Depending on which way you see this dancer spin, this site claims to know which side of the brain you prefer. If she spins clockwise you are right-brained, counter-clockwise and you are left-brained.
The moving dancer and the full site are here.
This is the same as the classic box trick to the right (in which you are able to 'flip' the direction of the box), but more complicated because it is moving.
This test assumes some things in how we process visual information in relation to hemisphere dominance. The information from our right eye is processed through are left hemisphere, exactly the opposite with our left eye; this is why, depending on which way the dancer is spinning, the test assumes what hemisphere is dominant. The test also assumes that a right-brained person will turn the 2D image above into a 3D image (and have a harder time 'flattining' it in their mind), which makes it appear to turn clockwise.
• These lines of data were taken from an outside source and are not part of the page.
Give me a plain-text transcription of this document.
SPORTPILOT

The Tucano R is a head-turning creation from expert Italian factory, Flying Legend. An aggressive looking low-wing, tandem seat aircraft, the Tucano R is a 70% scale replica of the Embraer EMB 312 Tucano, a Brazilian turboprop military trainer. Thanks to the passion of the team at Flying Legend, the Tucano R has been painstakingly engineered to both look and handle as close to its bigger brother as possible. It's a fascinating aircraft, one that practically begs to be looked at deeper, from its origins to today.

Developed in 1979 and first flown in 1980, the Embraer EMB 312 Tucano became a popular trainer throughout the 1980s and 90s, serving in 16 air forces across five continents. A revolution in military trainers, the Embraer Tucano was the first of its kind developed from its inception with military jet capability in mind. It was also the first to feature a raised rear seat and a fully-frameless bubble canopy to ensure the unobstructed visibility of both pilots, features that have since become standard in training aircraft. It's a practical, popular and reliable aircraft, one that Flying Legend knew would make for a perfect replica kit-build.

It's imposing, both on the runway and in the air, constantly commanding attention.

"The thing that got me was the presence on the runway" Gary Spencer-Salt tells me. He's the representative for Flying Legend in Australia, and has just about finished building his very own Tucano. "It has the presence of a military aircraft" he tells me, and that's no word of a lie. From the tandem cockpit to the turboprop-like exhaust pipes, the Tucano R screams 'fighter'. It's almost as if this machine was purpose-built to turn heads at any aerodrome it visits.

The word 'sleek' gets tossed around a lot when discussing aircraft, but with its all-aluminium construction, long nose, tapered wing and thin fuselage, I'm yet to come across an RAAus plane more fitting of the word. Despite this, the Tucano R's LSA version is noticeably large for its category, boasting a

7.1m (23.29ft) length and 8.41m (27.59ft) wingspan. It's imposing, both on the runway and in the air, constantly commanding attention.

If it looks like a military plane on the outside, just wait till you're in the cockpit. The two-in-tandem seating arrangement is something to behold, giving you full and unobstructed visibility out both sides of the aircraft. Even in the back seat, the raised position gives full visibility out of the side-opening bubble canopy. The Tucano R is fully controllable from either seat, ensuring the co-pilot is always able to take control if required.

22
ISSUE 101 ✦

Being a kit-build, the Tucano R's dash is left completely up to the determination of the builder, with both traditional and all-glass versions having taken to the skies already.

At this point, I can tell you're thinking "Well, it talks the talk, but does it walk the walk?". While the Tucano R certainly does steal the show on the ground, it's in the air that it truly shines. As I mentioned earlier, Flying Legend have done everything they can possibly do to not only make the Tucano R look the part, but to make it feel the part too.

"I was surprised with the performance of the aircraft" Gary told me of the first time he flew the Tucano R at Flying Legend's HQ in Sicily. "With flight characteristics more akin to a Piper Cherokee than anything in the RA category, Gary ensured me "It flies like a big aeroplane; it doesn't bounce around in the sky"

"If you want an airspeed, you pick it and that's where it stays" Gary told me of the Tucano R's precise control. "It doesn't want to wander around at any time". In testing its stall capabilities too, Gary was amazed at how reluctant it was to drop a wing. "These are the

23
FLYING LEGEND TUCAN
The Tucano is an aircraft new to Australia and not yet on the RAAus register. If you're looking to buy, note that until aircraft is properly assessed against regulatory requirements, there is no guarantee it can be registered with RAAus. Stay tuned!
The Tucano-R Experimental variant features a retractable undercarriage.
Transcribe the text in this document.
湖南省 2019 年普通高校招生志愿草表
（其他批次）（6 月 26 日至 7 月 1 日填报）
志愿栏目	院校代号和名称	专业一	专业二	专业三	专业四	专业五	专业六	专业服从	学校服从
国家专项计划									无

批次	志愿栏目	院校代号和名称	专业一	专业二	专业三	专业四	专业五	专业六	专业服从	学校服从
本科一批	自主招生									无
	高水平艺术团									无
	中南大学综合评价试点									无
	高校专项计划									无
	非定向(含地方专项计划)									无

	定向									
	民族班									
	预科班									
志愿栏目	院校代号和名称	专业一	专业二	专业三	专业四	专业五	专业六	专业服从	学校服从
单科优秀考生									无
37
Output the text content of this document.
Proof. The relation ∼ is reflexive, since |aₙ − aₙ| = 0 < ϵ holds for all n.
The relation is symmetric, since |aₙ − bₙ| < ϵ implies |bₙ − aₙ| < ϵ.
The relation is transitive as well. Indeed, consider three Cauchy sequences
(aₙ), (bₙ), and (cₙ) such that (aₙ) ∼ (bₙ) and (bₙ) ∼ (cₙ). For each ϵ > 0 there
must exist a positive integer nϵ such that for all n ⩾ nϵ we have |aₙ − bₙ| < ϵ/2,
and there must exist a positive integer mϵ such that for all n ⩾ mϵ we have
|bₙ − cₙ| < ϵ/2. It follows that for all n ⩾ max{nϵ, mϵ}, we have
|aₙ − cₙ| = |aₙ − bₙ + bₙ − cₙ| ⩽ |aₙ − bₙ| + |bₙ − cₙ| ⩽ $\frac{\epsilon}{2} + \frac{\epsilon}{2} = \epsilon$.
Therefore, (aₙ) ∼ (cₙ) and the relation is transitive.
The problem with this is that, even if your right-hemisphere is dominant in interpreting vision information does not mean it is dominant in other areas. Most people will see the figure move clockwise because most people right hemispheres do most of the visual processing.
Plus, the right-brain/left-brain dichotomy is no longer taken too seriously in the scientific world; current evidence shows that all reasoning processes are more integrated then we originally thought (so logic incorporates creative thought, and creative thought incorporates logical reasoning.) Mathematicians, for instance, must incorporate an incredible amount of creativity with logic and ‘hard’ math based skills of their field (Einstein, for example, was known for his incredible creativity.)
Still, it is fun to see which way the dancer moves, and to try to change her direction. I find it helps to look at the foot she is spinning on.